H22年6月1日にこの垂水で「しもかどクリニック」を開院し、地域に根ざした透析施設として少しずつ認知されて来ました。H25年9月1日に分院の「しもかど腎透析クリニック」を開院しました。
日本の維持透析患者は、導入患者の高齢化や長期透析患者の増加、生活習慣病(糖尿病や高血圧)による導入がH10年(1998年)に原因疾患の第一位になるや増加の一途をたどり、現在令和元年時点では33万人を数えます。
その背景因子を探れば、現在の日本人の国民病と呼ばれる「糖尿病」「高血圧」「肥満」「メタボリックシンドローム」などの「生活習慣病」が原因としてあり、加齢による自然な腎機能低下により腎不全に至る経過が見えてきます。
さらに問題を複雑にしているのは、「慢性腎臓病」(CKD)が心・血管系の合併症の最大のリスクであり、血液透析導入時にすでに心・血管系の合併症の既往を有する事例の増加が挙げられます。
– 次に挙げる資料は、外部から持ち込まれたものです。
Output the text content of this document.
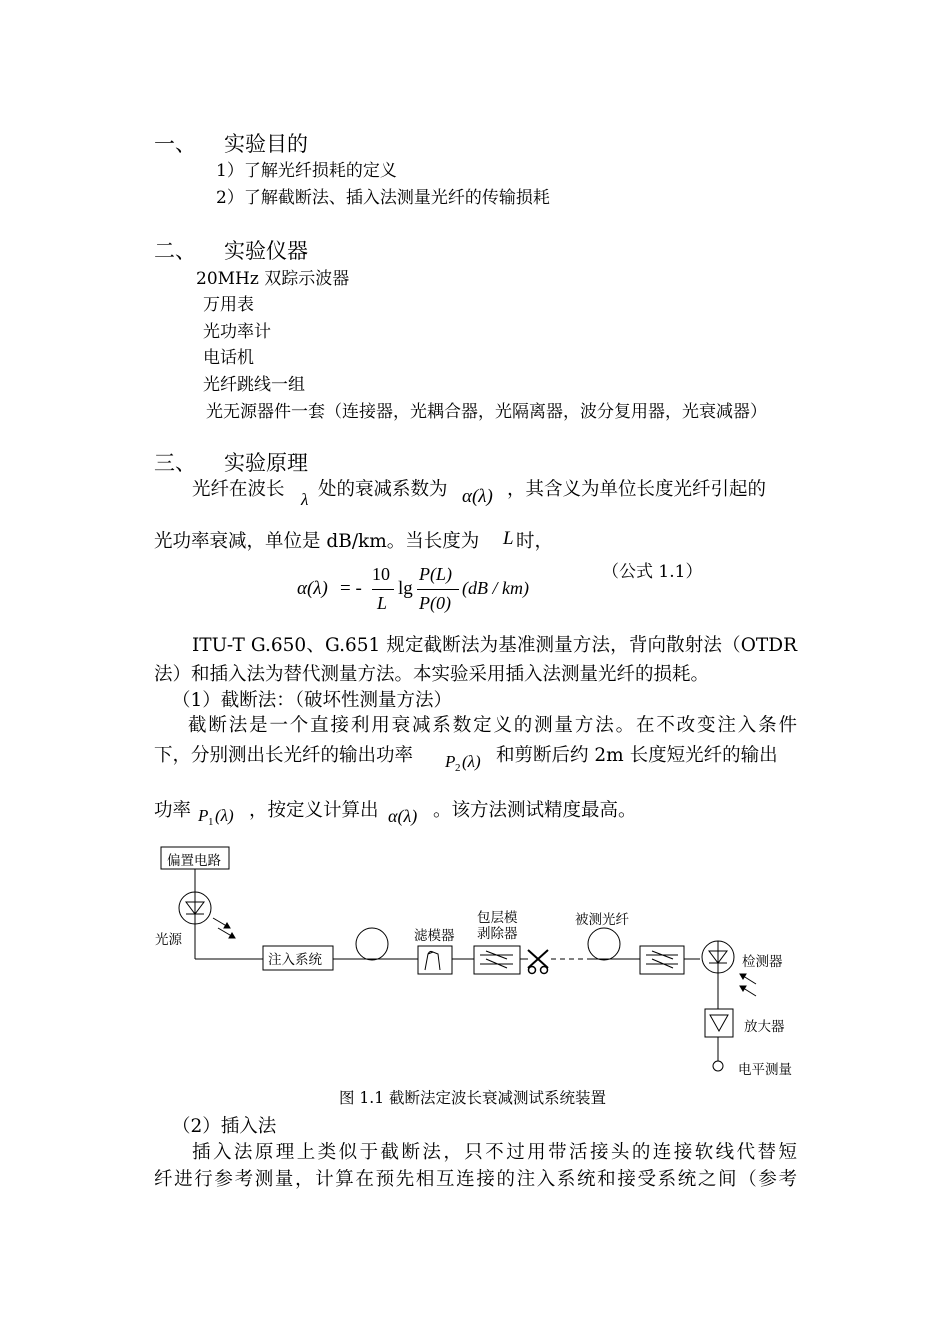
一、 实验目的
1）了解光纤损耗的定义
2）了解截断法、插入法测量光纤的传输损耗
二、 实验仪器
20MHz 双踪示波器
万用表
光功率计
电话机
光纤跳线一组
光无源器件一套（连接器，光耦合器，光隔离器，波分复用器，光衰减器）
三、 实验原理
光纤在波长 λ 处的衰减系数为 α(λ) ，其含义为单位长度光纤引起的
光功率衰减，单位是 dB/km。当长度为 L 时，
α(λ) = -
10
L
lg
P(L)
P(0)
(dB / km)
（公式 1.1）
ITU-T G.650、G.651 规定截断法为基准测量方法，背向散射法（OTDR
法）和插入法为替代测量方法。本实验采用插入法测量光纤的损耗。
（1）截断法：（破坏性测量方法）
截断法是一个直接利用衰减系数定义的测量方法。在不改变注入条件
下，分别测出长光纤的输出功率 P 2 (λ) 和剪断后约 2m 长度短光纤的输出
功率 P 1 (λ) ，按定义计算出 α(λ) 。该方法测试精度最高。
偏置电路
光源
注入系统
滤模器
包层模
剥除器
被测光纤
检测器
放大器
电平测量
图 1.1 截断法定波长衰减测试系统装置
（2）插入法
插入法原理上类似于截断法，只不过用带活接头的连接软线代替短
纤进行参考测量，计算在预先相互连接的注入系统和接受系统之间（参考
当院は開院時より、「透析患者の予後向上」を目標として、患者一人一人にあった透析条件の工夫を重ねて来ました。すべての患者にHPM膜によるon line HDFを提供し、必要な患者には長時間透析、週4回の透析の処方を行って来ました。
現在の課題は、65歳未満の患者の長期予後を達成するためには、アルブミン結合尿毒素の除去と共に「栄養改善、筋肉量の保持」が重要と考えて長時間のOn line HDF療法を推奨しています。
高齢透析患者には、尿毒素と共に抜けてしまう栄養素、特にアミノ酸、カルニチンの問題に取り組むために、全透析監視装置に輸液ポンプを設置し、適宜アミノ酸の投与を可能にし、「透析患者のアミノ酸代謝」の臨床研究を進めています。透析時間とは除水時間であり、除水速度をゆっくりと行う事で循環器系へ負担を軽減しながら、小分子物質であるアミノ酸の喪失を抑制する治療条件の設定を心がけています。
これから進行してゆくであろう「サルコペニア」「フレイル」の患者の身体活動量の測定から必要な腎臓リハビリテーションへの取り組みも始めました。
地域の病院や介護施設との連携を通じて「高齢者のセーフティー・ネットとしての透析クリニック」を目指すべく日々の研鑽を積んでゆく所存です。